Antique Roman Grave Marker Discovered in NOLA Backyard Left by American Serviceman's Granddaughter

The old Roman tombstone newly found in a garden in New Orleans was evidently passed down and abandoned there by the granddaughter of a US soldier who served in Italy during the global conflict.

Through comments that all but solved an global archaeological puzzle, Erin Scott O’Brien told local media outlets that her grandfather, the veteran, kept the ancient artifact in a display case at his home in New Orleans’ Gentilly neighborhood until he died in 1986.

She explained she was not sure the way her grandfather ended up with an object listed as lost from an Italian museum near Rome that had destroyed a large part of its holdings during second world war bombing.
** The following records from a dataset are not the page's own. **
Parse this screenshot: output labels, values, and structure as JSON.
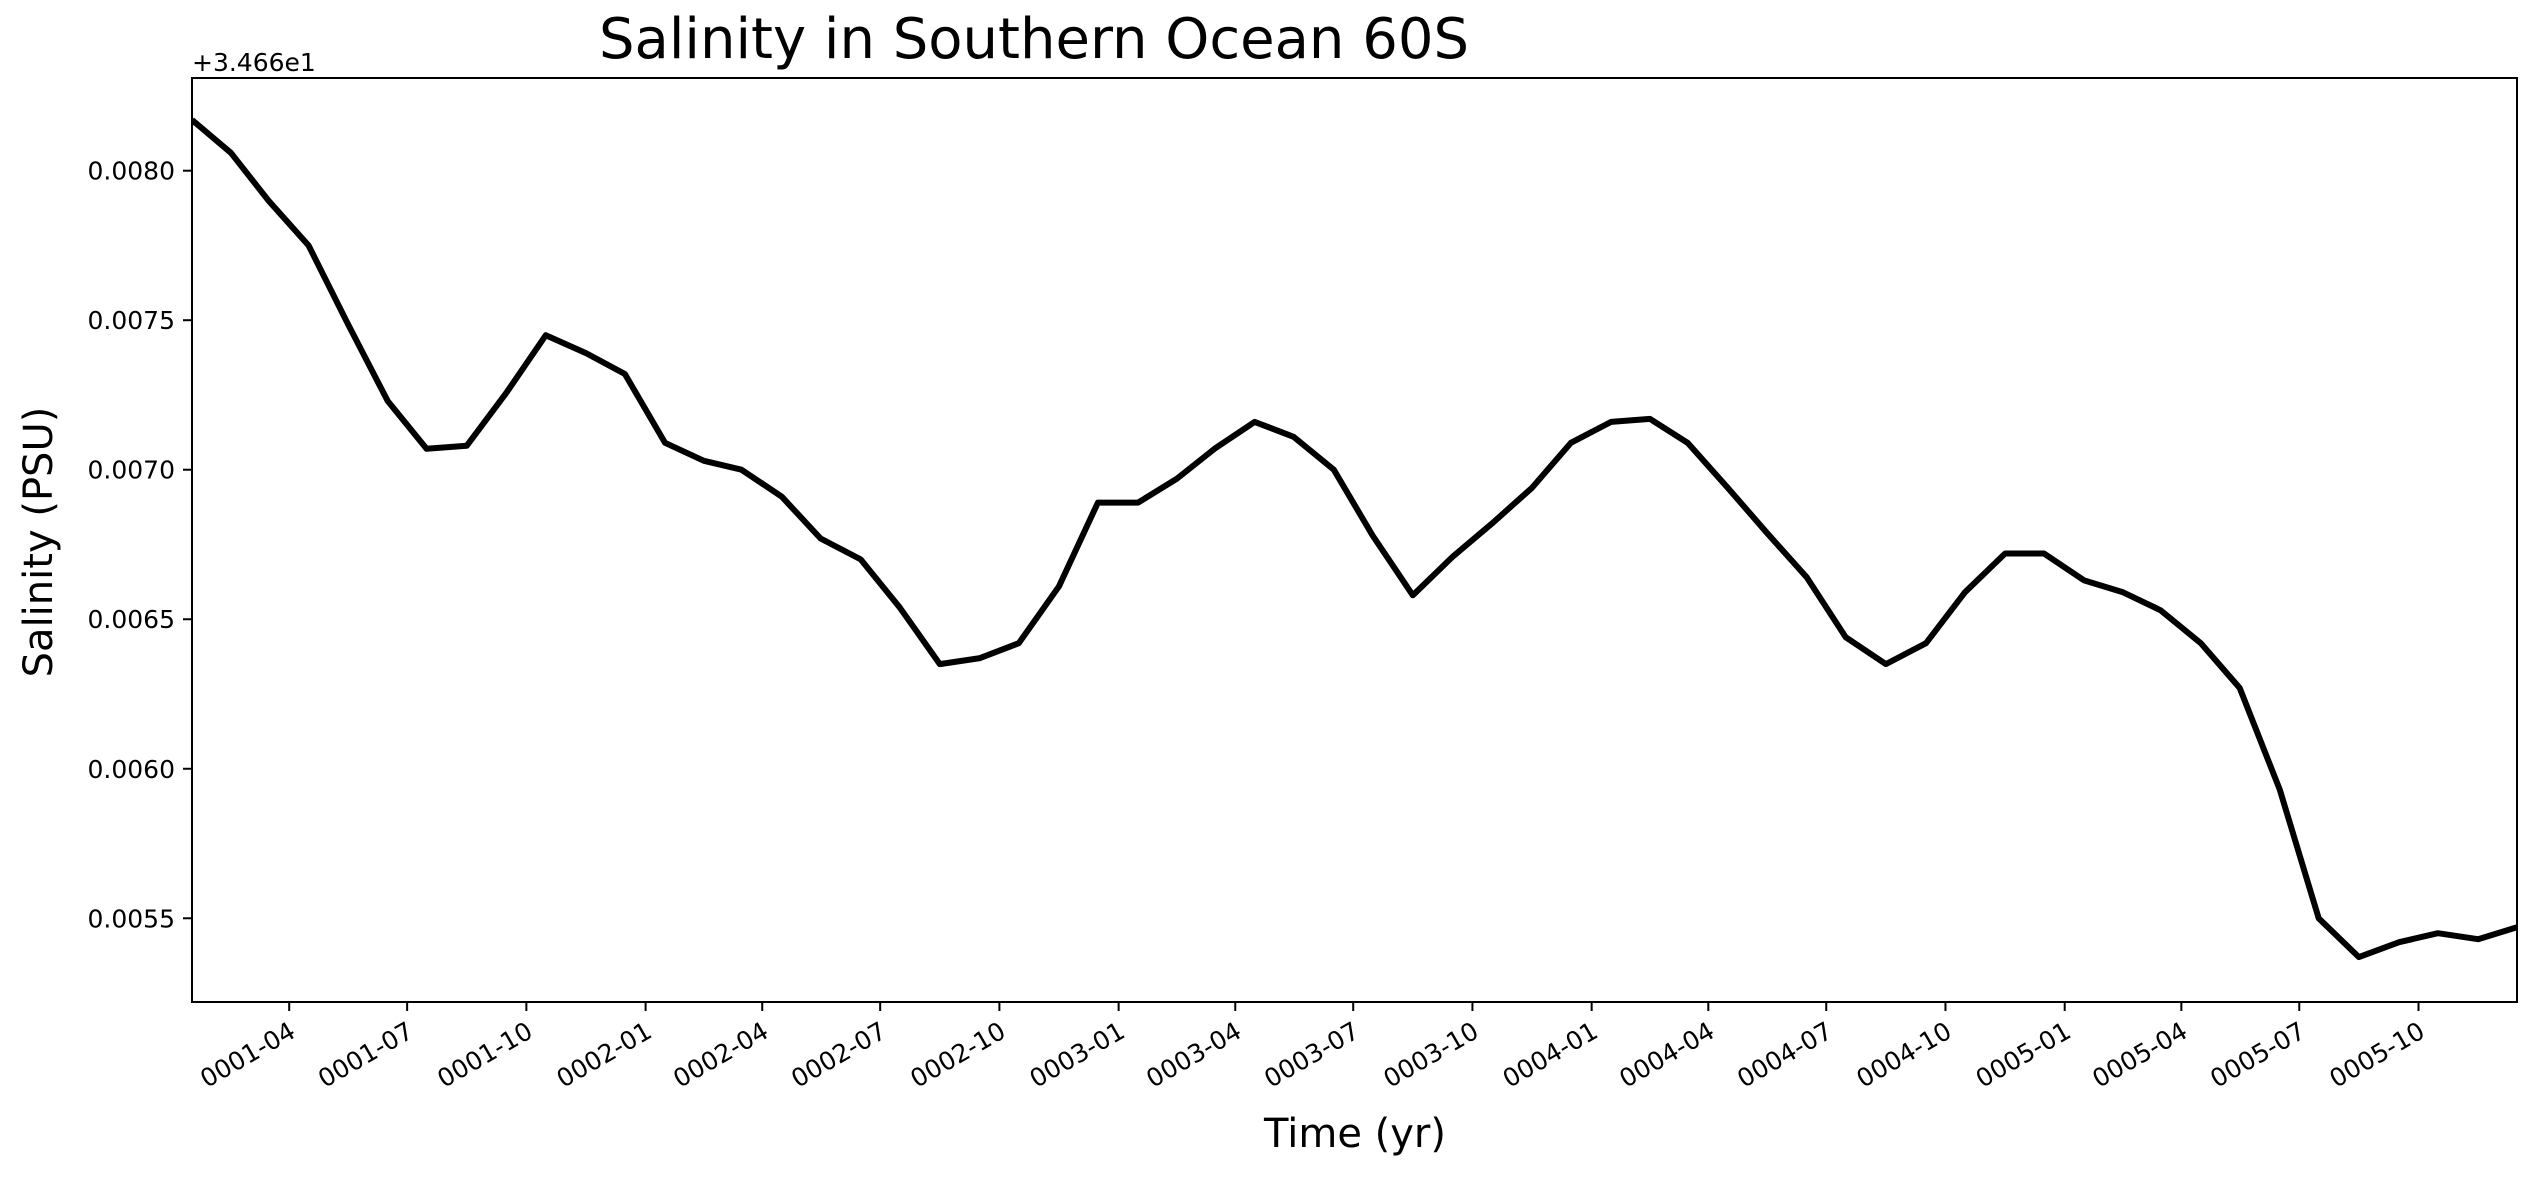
{
  "chart_data": {
    "type": "line",
    "title": "Salinity in Southern Ocean 60S",
    "xlabel": "Time (yr)",
    "ylabel": "Salinity (PSU)",
    "y_offset_label": "+3.466e1",
    "y_offset": 34.66,
    "x_tick_labels": [
      "0001-04",
      "0001-07",
      "0001-10",
      "0002-01",
      "0002-04",
      "0002-07",
      "0002-10",
      "0003-01",
      "0003-04",
      "0003-07",
      "0003-10",
      "0004-01",
      "0004-04",
      "0004-07",
      "0004-10",
      "0005-01",
      "0005-04",
      "0005-07",
      "0005-10"
    ],
    "x_tick_dates": [
      "0001-04-01",
      "0001-07-01",
      "0001-10-01",
      "0002-01-01",
      "0002-04-01",
      "0002-07-01",
      "0002-10-01",
      "0003-01-01",
      "0003-04-01",
      "0003-07-01",
      "0003-10-01",
      "0004-01-01",
      "0004-04-01",
      "0004-07-01",
      "0004-10-01",
      "0005-01-01",
      "0005-04-01",
      "0005-07-01",
      "0005-10-01"
    ],
    "y_tick_labels": [
      "0.0055",
      "0.0060",
      "0.0065",
      "0.0070",
      "0.0075",
      "0.0080"
    ],
    "y_ticks": [
      0.0055,
      0.006,
      0.0065,
      0.007,
      0.0075,
      0.008
    ],
    "xlim": [
      "0001-01-16",
      "0005-12-16"
    ],
    "ylim": [
      0.00522,
      0.00831
    ],
    "grid": false,
    "line_color": "#000000",
    "x": [
      "0001-01-16",
      "0001-02-15",
      "0001-03-16",
      "0001-04-16",
      "0001-05-16",
      "0001-06-16",
      "0001-07-16",
      "0001-08-16",
      "0001-09-16",
      "0001-10-16",
      "0001-11-16",
      "0001-12-16",
      "0002-01-16",
      "0002-02-15",
      "0002-03-16",
      "0002-04-16",
      "0002-05-16",
      "0002-06-16",
      "0002-07-16",
      "0002-08-16",
      "0002-09-16",
      "0002-10-16",
      "0002-11-16",
      "0002-12-16",
      "0003-01-16",
      "0003-02-15",
      "0003-03-16",
      "0003-04-16",
      "0003-05-16",
      "0003-06-16",
      "0003-07-16",
      "0003-08-16",
      "0003-09-16",
      "0003-10-16",
      "0003-11-16",
      "0003-12-16",
      "0004-01-16",
      "0004-02-15",
      "0004-03-16",
      "0004-04-16",
      "0004-05-16",
      "0004-06-16",
      "0004-07-16",
      "0004-08-16",
      "0004-09-16",
      "0004-10-16",
      "0004-11-16",
      "0004-12-16",
      "0005-01-16",
      "0005-02-15",
      "0005-03-16",
      "0005-04-16",
      "0005-05-16",
      "0005-06-16",
      "0005-07-16",
      "0005-08-16",
      "0005-09-16",
      "0005-10-16",
      "0005-11-16",
      "0005-12-16"
    ],
    "series": [
      {
        "values": [
          0.00817,
          0.00806,
          0.0079,
          0.00775,
          0.00749,
          0.00723,
          0.00707,
          0.00708,
          0.00726,
          0.00745,
          0.00739,
          0.00732,
          0.00709,
          0.00703,
          0.007,
          0.00691,
          0.00677,
          0.0067,
          0.00654,
          0.00635,
          0.00637,
          0.00642,
          0.00661,
          0.00689,
          0.00689,
          0.00697,
          0.00707,
          0.00716,
          0.00711,
          0.007,
          0.00678,
          0.00658,
          0.00671,
          0.00682,
          0.00694,
          0.00709,
          0.00716,
          0.00717,
          0.00709,
          0.00694,
          0.00679,
          0.00664,
          0.00644,
          0.00635,
          0.00642,
          0.00659,
          0.00672,
          0.00672,
          0.00663,
          0.00659,
          0.00653,
          0.00642,
          0.00627,
          0.00593,
          0.0055,
          0.00537,
          0.00542,
          0.00545,
          0.00543,
          0.00547
        ]
      }
    ]
  }
}
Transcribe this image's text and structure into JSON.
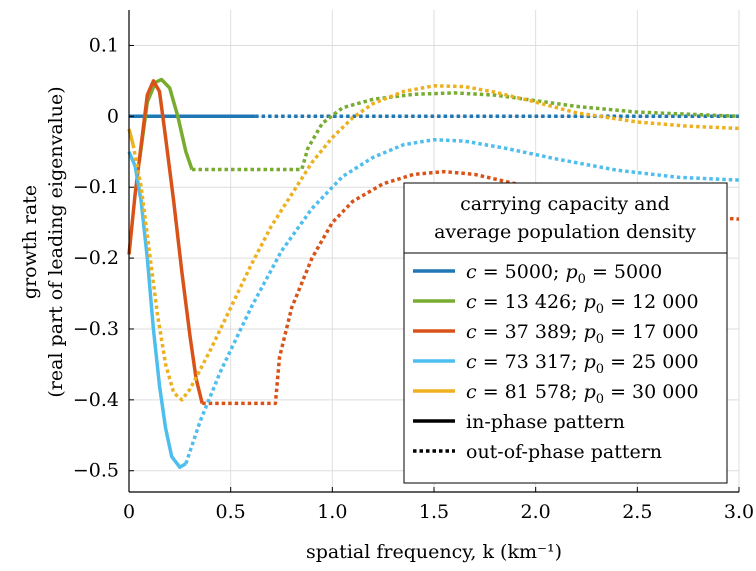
{
  "chart_data": {
    "type": "line",
    "xlabel": "spatial frequency, k (km⁻¹)",
    "ylabel_line1": "growth rate",
    "ylabel_line2": "(real part of leading eigenvalue)",
    "xlim": [
      0,
      3.0
    ],
    "ylim": [
      -0.53,
      0.15
    ],
    "grid": true,
    "legend_position": "lower-right",
    "xticks": [
      {
        "value": 0,
        "label": "0"
      },
      {
        "value": 0.5,
        "label": "0.5"
      },
      {
        "value": 1.0,
        "label": "1.0"
      },
      {
        "value": 1.5,
        "label": "1.5"
      },
      {
        "value": 2.0,
        "label": "2.0"
      },
      {
        "value": 2.5,
        "label": "2.5"
      },
      {
        "value": 3.0,
        "label": "3.0"
      }
    ],
    "yticks": [
      {
        "value": 0.1,
        "label": "0.1"
      },
      {
        "value": 0,
        "label": "0"
      },
      {
        "value": -0.1,
        "label": "−0.1"
      },
      {
        "value": -0.2,
        "label": "−0.2"
      },
      {
        "value": -0.3,
        "label": "−0.3"
      },
      {
        "value": -0.4,
        "label": "−0.4"
      },
      {
        "value": -0.5,
        "label": "−0.5"
      }
    ],
    "legend": {
      "title_line1": "carrying capacity and",
      "title_line2": "average population density",
      "style_items": [
        {
          "label": "in-phase pattern",
          "dashed": false
        },
        {
          "label": "out-of-phase pattern",
          "dashed": true
        }
      ]
    },
    "series": [
      {
        "name": "c = 5000; p0 = 5000",
        "c_value": "5000",
        "p_value": "5000",
        "color": "#1f77b4",
        "in_phase": [
          [
            0,
            0
          ],
          [
            0.1,
            0
          ],
          [
            0.2,
            0
          ],
          [
            0.3,
            0
          ],
          [
            0.4,
            0
          ],
          [
            0.5,
            0
          ],
          [
            0.62,
            0
          ]
        ],
        "out_of_phase": [
          [
            0.62,
            0
          ],
          [
            1.0,
            0
          ],
          [
            1.5,
            0
          ],
          [
            2.0,
            0
          ],
          [
            2.5,
            0
          ],
          [
            3.0,
            0
          ]
        ]
      },
      {
        "name": "c = 13 426; p0 = 12 000",
        "c_value": "13 426",
        "p_value": "12 000",
        "color": "#77ac30",
        "in_phase": [
          [
            0.05,
            -0.065
          ],
          [
            0.09,
            0.02
          ],
          [
            0.13,
            0.048
          ],
          [
            0.16,
            0.052
          ],
          [
            0.2,
            0.04
          ],
          [
            0.24,
            0.0
          ],
          [
            0.28,
            -0.05
          ],
          [
            0.31,
            -0.075
          ]
        ],
        "out_of_phase": [
          [
            0.31,
            -0.075
          ],
          [
            0.5,
            -0.075
          ],
          [
            0.7,
            -0.075
          ],
          [
            0.85,
            -0.075
          ],
          [
            0.88,
            -0.045
          ],
          [
            0.95,
            -0.01
          ],
          [
            1.05,
            0.012
          ],
          [
            1.2,
            0.024
          ],
          [
            1.4,
            0.031
          ],
          [
            1.6,
            0.033
          ],
          [
            1.8,
            0.03
          ],
          [
            2.0,
            0.022
          ],
          [
            2.2,
            0.014
          ],
          [
            2.5,
            0.006
          ],
          [
            3.0,
            0.0
          ]
        ]
      },
      {
        "name": "c = 37 389; p0 = 17 000",
        "c_value": "37 389",
        "p_value": "17 000",
        "color": "#d95319",
        "in_phase": [
          [
            0,
            -0.195
          ],
          [
            0.03,
            -0.11
          ],
          [
            0.06,
            -0.04
          ],
          [
            0.09,
            0.03
          ],
          [
            0.12,
            0.05
          ],
          [
            0.15,
            0.035
          ],
          [
            0.18,
            -0.03
          ],
          [
            0.22,
            -0.12
          ],
          [
            0.26,
            -0.22
          ],
          [
            0.3,
            -0.31
          ],
          [
            0.33,
            -0.37
          ],
          [
            0.36,
            -0.405
          ]
        ],
        "out_of_phase": [
          [
            0.36,
            -0.405
          ],
          [
            0.5,
            -0.405
          ],
          [
            0.72,
            -0.405
          ],
          [
            0.74,
            -0.34
          ],
          [
            0.8,
            -0.27
          ],
          [
            0.9,
            -0.2
          ],
          [
            1.0,
            -0.15
          ],
          [
            1.1,
            -0.12
          ],
          [
            1.25,
            -0.095
          ],
          [
            1.4,
            -0.082
          ],
          [
            1.55,
            -0.078
          ],
          [
            1.7,
            -0.082
          ],
          [
            1.9,
            -0.095
          ],
          [
            2.1,
            -0.11
          ],
          [
            2.4,
            -0.125
          ],
          [
            2.7,
            -0.14
          ],
          [
            3.0,
            -0.145
          ]
        ]
      },
      {
        "name": "c = 73 317; p0 = 25 000",
        "c_value": "73 317",
        "p_value": "25 000",
        "color": "#4dbeee",
        "in_phase": [
          [
            0,
            -0.05
          ],
          [
            0.03,
            -0.07
          ],
          [
            0.06,
            -0.12
          ],
          [
            0.09,
            -0.2
          ],
          [
            0.12,
            -0.3
          ],
          [
            0.15,
            -0.38
          ],
          [
            0.18,
            -0.44
          ],
          [
            0.21,
            -0.48
          ],
          [
            0.25,
            -0.495
          ],
          [
            0.28,
            -0.49
          ]
        ],
        "out_of_phase": [
          [
            0.28,
            -0.49
          ],
          [
            0.35,
            -0.43
          ],
          [
            0.45,
            -0.36
          ],
          [
            0.6,
            -0.27
          ],
          [
            0.75,
            -0.19
          ],
          [
            0.9,
            -0.13
          ],
          [
            1.05,
            -0.085
          ],
          [
            1.2,
            -0.058
          ],
          [
            1.35,
            -0.04
          ],
          [
            1.5,
            -0.033
          ],
          [
            1.65,
            -0.035
          ],
          [
            1.85,
            -0.045
          ],
          [
            2.1,
            -0.06
          ],
          [
            2.4,
            -0.076
          ],
          [
            2.7,
            -0.086
          ],
          [
            3.0,
            -0.09
          ]
        ]
      },
      {
        "name": "c = 81 578; p0 = 30 000",
        "c_value": "81 578",
        "p_value": "30 000",
        "color": "#edb120",
        "in_phase": [
          [
            0,
            -0.018
          ],
          [
            0.02,
            -0.04
          ]
        ],
        "out_of_phase": [
          [
            0.02,
            -0.04
          ],
          [
            0.06,
            -0.1
          ],
          [
            0.1,
            -0.19
          ],
          [
            0.14,
            -0.28
          ],
          [
            0.18,
            -0.35
          ],
          [
            0.22,
            -0.39
          ],
          [
            0.26,
            -0.4
          ],
          [
            0.3,
            -0.385
          ],
          [
            0.4,
            -0.33
          ],
          [
            0.5,
            -0.27
          ],
          [
            0.6,
            -0.21
          ],
          [
            0.7,
            -0.155
          ],
          [
            0.8,
            -0.11
          ],
          [
            0.9,
            -0.065
          ],
          [
            1.0,
            -0.03
          ],
          [
            1.1,
            -0.002
          ],
          [
            1.2,
            0.018
          ],
          [
            1.35,
            0.035
          ],
          [
            1.5,
            0.043
          ],
          [
            1.65,
            0.042
          ],
          [
            1.8,
            0.034
          ],
          [
            2.0,
            0.02
          ],
          [
            2.2,
            0.005
          ],
          [
            2.5,
            -0.008
          ],
          [
            2.75,
            -0.014
          ],
          [
            3.0,
            -0.017
          ]
        ]
      }
    ]
  }
}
But the soldier fought in Italy with the American military during the war, tied the knot with Adele there, and went back to New Orleans to build a profession as a musical voice teacher, she recalled.

It was fairly common for military personnel who were in Europe during the second world war to return with mementos.

“I assumed it was simply a decorative piece,” O’Brien said. “I was unaware it was a millennia-old … historical object.”

In any event, what O’Brien initially thought was a plain marble tablet was eventually passed down to her after Paddock’s death, and she set it as a garden decoration in the garden of a house she acquired in the city’s Carrollton district in 2003. The heir overlooked to retrieve the item with her when she sold the property in 2018 to a couple who uncovered the stone in March while clearing away overgrowth.

The pair – researcher the anthropologist of the academic institution and her husband, Aaron Lorenz – recognized the object had an engraving in ancient Latin. They consulted researchers who determined the item was a grave marker dedicated to a circa ancient Roman seafarer and serviceman named Sextus Congenius Verus.

Additionally, the group discovered, the grave marker corresponded to the account of one reported missing from the city museum of the Rome-area town, near where it had initially uncovered, as one of the consulting academics – the local university expert D Ryan Gray – stated in a article shared online earlier this week.

The homeowners have since handed over the artifact to the authorities, and attempts to return the item to the institution are ongoing so that facility can show appropriately it.

She, now located in the New Orleans suburb of Metairie, said she remembered her grandpa’s unusual artifact again after Gray’s column had received coverage from the international news media. She said she reached out to a news outlet after a conversation from her former spouse, who shared that he had read a article about the item that her ancestor had once owned – and that it truly was to be a artifact from one of the history’s renowned empires.

“We were utterly amazed,” the granddaughter expressed. “It’s astonishing how this all happened.”

Dr. Gray, for his part, said it was a satisfaction to learn how the Roman sailor’s headstone made its way behind a house more than a great distance away from the Italian city.

“I expected we would compile a list of potential individuals connected to its journey,” Gray said. “I didn’t anticipate discovering the exact heir – making it exhilarating to uncover the truth.”
Nancy Webster
Nancy Webster

A visionary designer and writer passionate about blending art with technology to inspire creative solutions.